Tseu-koung disait: En observant les usages et la conduite des anciens empereurs, je connais les principes qu'ils suivirent dans le gouvernement de l'empire; en écoutant leur musique, je connais leurs vertus. Si depuis cent générations je classe dans leur ordre les cent générations de rois qui ont régné, aucun d'eux n'échappera à mes regards. Eh bien, depuis qu'il existe des hommes jusqu'à nos jours, je puis dire qu'il n'en a pas existé de comparable à KHOUNG-TSEU.

Yeou-jo disait: Non-seulement les hommes sont de la même espèce, mais le Khi-lin ou la licorne, et les autres quadrupèdes qui courent; le Foung-hoang ou le phénix, et les autres oiseaux qui volent; le mont Taï-chan, ainsi que les collines et autres élévations; les fleuves et les mers, ainsi que les petits cours d'eau et les étangs, appartiennent aux mêmes espèces. Les saints hommes comparés avec la multitude sont aussi de la même espèce; mais ils sortent de leur espèce, ils s'élèvent au-dessus d'elle, et dominent la foule des autres hommes.

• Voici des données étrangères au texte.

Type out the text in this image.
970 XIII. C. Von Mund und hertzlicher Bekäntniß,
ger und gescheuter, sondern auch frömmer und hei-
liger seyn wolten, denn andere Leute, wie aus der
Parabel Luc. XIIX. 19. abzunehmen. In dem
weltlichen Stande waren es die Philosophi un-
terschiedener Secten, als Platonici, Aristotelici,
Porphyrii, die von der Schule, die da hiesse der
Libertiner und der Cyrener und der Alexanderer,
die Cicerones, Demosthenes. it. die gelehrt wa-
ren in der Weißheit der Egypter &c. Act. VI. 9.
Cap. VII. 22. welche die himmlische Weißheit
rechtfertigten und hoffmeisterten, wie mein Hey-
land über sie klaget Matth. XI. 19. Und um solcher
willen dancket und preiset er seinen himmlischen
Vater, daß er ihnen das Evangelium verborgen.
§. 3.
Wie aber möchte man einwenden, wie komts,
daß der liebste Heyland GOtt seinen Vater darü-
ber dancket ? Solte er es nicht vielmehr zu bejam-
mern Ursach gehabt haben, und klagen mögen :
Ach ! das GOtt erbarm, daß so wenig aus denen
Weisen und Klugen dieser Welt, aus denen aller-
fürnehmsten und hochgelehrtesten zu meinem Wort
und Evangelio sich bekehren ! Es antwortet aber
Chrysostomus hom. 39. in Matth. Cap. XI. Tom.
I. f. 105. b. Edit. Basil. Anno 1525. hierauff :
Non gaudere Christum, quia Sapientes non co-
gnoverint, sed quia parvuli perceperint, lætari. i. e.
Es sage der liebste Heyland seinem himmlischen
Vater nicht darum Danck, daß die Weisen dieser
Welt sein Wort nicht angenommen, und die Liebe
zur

Depuis qu'il existe des hommes jusqu'à nos jours, il n'y en a pas eu de plus accompli que KHOUNG-TSEU.

3. MENG-TSEU dit: Celui qui emploie toutes ses forces disponibles[21] à simuler les vertus de l'humanité veut devenir chef des grands vassaux. Pour devenir chef des grands vassaux, il doit nécessairement avoir un grand royaume. Celui qui emploie toute sa vertu à pratiquer l'humanité règne véritablement; pour régner véritablement, il n'a pas à attendre, à convoiter un grand royaume. Ainsi Tching-thang, avec un État de soixante et dix li [sept lieues] d'étendue; Wen-wang avec un État de cent li [dix lieues] d'étendue, parvinrent à l'empire.

Celui qui dompte les hommes et se les soumet par la force des armes ne subjugue pas les cœurs; pour cela, la force, quelle qu'elle soit, est toujours insuffisante[22]. Celui qui se soumet les hommes par la vertu porte la joie daus les cœurs qui se livrent sans réserve, comme les soixante et dix disciples de KHOUNG-TSEU se soumirent à lui.

Le Livre des Vers[23] dit:

«De l'occident et de l'orient,

Du midi et du septentrion,

Personne ne pensa à résister.»

Cette citation exprime ma pensée.

4. MENG-TSEU dit: Si le prince est plein d'humanité, il se procure une grande gloire; s'il n'a pas d'humanité, il se déshonore. Maintenant si, en haïssant le déshonneur, il persévère dans l'inhumanité, c'est comme si en détestant l'humidité on persévérait à demeurer dans les lieux bas.

Si le prince hait le déshonneur, il ne peut rien faire de mieux que d'honorer la vertu et d'élever aux dignités les hommes distingués par leur savoir et leur mérite. Si les sages occupent les premiers emplois publics; si les hommes de mérite sont placés dans des commandements qui leur conviennent, et que le royaume jouisse des loisirs de la paix[24], c'est le temps de reviser et de mettre dans un bon ordre le régime civil et le régime pénal. C'est en agissant ainsi que les autres États, quelque grands qu'ils soient, se trouveront dans la nécessité de vous respecter.